For the time will come when people will not put up with sound doctrine, but having itching ears, they will accumulate for themselves teachers to suit their own ideas, and will turn away from listening to the truth and wander away to myths. (2 Timothy 4:3-4)

Thus says the Lord: Stand at the crossroads, and look, and ask for the ancient paths, where the good way lies; and walk in it, and find rest for your souls.

But they said, ‘We will not walk in it.’ (Jeremiah 6:16)

Have we truly been salt and light in our generation?  Have we not failed to stand up for God’s truth in so many areas of morality? I remember the words of Francis Schaeffer, writing in The Christian Manifesto, a work completed shortly before before his death in the 1980s, warning that the church had ‘gone soft’ on divorce, and that this would result in gay marriage. (At the time, I was puzzled by the term ‘gay marriage’ and wondered what Schaeffer could possibly mean!) Little protest has been made over the fact that British embassies promote this in countries around the world. Little protest either has been made over abortion, either here in the UK or as one of the chief ‘exports’ of the International Aid Budget. And now we have the Social Justice/ Critical Theory (of race, sex, and gender) movement sweeping in, even through evangelical churches and organisations.

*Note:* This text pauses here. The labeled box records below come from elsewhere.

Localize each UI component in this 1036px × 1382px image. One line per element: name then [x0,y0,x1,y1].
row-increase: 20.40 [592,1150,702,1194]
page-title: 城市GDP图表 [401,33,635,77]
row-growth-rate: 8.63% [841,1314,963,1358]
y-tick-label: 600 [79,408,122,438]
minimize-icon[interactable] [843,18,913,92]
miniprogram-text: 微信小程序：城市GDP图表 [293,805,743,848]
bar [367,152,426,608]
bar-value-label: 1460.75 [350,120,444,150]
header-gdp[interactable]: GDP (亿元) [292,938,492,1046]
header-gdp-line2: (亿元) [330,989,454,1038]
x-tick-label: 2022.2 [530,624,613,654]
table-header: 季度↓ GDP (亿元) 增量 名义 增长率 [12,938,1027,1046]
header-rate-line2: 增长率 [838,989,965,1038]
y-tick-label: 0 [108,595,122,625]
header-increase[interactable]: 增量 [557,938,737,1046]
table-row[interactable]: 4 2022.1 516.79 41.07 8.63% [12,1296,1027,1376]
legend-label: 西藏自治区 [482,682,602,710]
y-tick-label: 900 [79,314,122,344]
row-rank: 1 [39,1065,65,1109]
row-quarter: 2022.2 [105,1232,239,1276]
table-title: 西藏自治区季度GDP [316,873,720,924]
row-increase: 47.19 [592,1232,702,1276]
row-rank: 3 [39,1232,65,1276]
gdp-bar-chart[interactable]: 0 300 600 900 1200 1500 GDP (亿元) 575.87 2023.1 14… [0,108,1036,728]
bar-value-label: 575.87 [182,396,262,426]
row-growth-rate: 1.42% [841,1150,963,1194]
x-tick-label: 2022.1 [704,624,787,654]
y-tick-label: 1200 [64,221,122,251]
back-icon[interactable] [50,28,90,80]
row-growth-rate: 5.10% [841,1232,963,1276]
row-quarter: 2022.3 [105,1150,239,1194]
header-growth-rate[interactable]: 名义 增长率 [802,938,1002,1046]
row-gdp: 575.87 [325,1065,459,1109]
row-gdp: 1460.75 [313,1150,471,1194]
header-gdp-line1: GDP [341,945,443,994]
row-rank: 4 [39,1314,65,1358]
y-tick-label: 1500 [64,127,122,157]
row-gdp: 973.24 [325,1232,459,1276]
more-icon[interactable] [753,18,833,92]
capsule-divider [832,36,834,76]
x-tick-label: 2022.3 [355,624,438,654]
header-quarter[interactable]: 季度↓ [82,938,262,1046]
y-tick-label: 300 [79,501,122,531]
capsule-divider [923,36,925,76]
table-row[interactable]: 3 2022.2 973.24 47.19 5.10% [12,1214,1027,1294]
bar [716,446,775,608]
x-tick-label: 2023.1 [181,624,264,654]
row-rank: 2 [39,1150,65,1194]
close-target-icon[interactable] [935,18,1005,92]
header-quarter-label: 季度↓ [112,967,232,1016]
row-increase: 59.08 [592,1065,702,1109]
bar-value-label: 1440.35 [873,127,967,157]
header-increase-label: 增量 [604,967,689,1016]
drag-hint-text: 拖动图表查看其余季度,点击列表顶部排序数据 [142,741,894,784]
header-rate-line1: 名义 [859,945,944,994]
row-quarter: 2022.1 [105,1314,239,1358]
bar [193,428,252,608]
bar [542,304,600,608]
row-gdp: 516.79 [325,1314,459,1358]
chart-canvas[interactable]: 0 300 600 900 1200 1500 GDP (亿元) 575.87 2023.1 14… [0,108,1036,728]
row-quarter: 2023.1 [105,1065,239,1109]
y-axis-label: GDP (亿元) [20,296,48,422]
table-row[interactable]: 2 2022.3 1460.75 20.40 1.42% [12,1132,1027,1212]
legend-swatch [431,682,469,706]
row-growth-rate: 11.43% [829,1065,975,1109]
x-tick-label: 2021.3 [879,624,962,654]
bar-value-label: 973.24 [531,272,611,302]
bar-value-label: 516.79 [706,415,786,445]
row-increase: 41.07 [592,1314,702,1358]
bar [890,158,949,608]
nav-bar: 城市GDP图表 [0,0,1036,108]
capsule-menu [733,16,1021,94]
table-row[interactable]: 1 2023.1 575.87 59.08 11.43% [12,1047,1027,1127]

What would be a real blessing to our nation at this time?  It would be to repent of the fear of man that renders us so spiritually impotent and irrelevant to this generation, unable to truly proclaim Christ, and confront sin and stand up for real justice, and then to call the nation to come back to God through Jesus Christ, in whom alone there is life.” (from an article by Dave Brennan in Evangelical Times July 2020)

If nothing else, I pray that the pandemic and the lockdown will serve as a wake-up call to the church, a call to discover from God’s word what really matters, a call to humble ourselves and seek his face in repentance, a call to heed his words to the church in Sardis, lest, like Ephesus, our lampstand is also removed.

How long,” wrote Alexander Carson, “will the children of God neglect the laws of his kingdom?  When will they return to the order and the ordinances of his house?”

And to the angel of the church in Sardis write, ‘These things says he who has the seven Spirits of God and the seven stars: “I know your works, that you have a name that you are alive, but you are dead. Be watchful, and strengthen the things that remain, that are ready to die, for I have not found your works perfect before God. Remember therefore how you have received and heard; hold fast and repent. Therefore if you will not watch, I will come upon you as a thief, and you will not know what hour I will come upon you.”’ (Revelation 3:1-3)

Or will God’s words through Jeremiah be true of us?

An astonishing and horrible thing has been committed in the land:

The prophets prophesy falsely and the priests rule by their own power; and my people love to have it so.

But what will you do in the end?

(Jeremiah 5:30-31)

When the Son of Man comes, will he really find faith on the earth? (Luke 18:8)

God grant that we shall not be ashamed at his coming!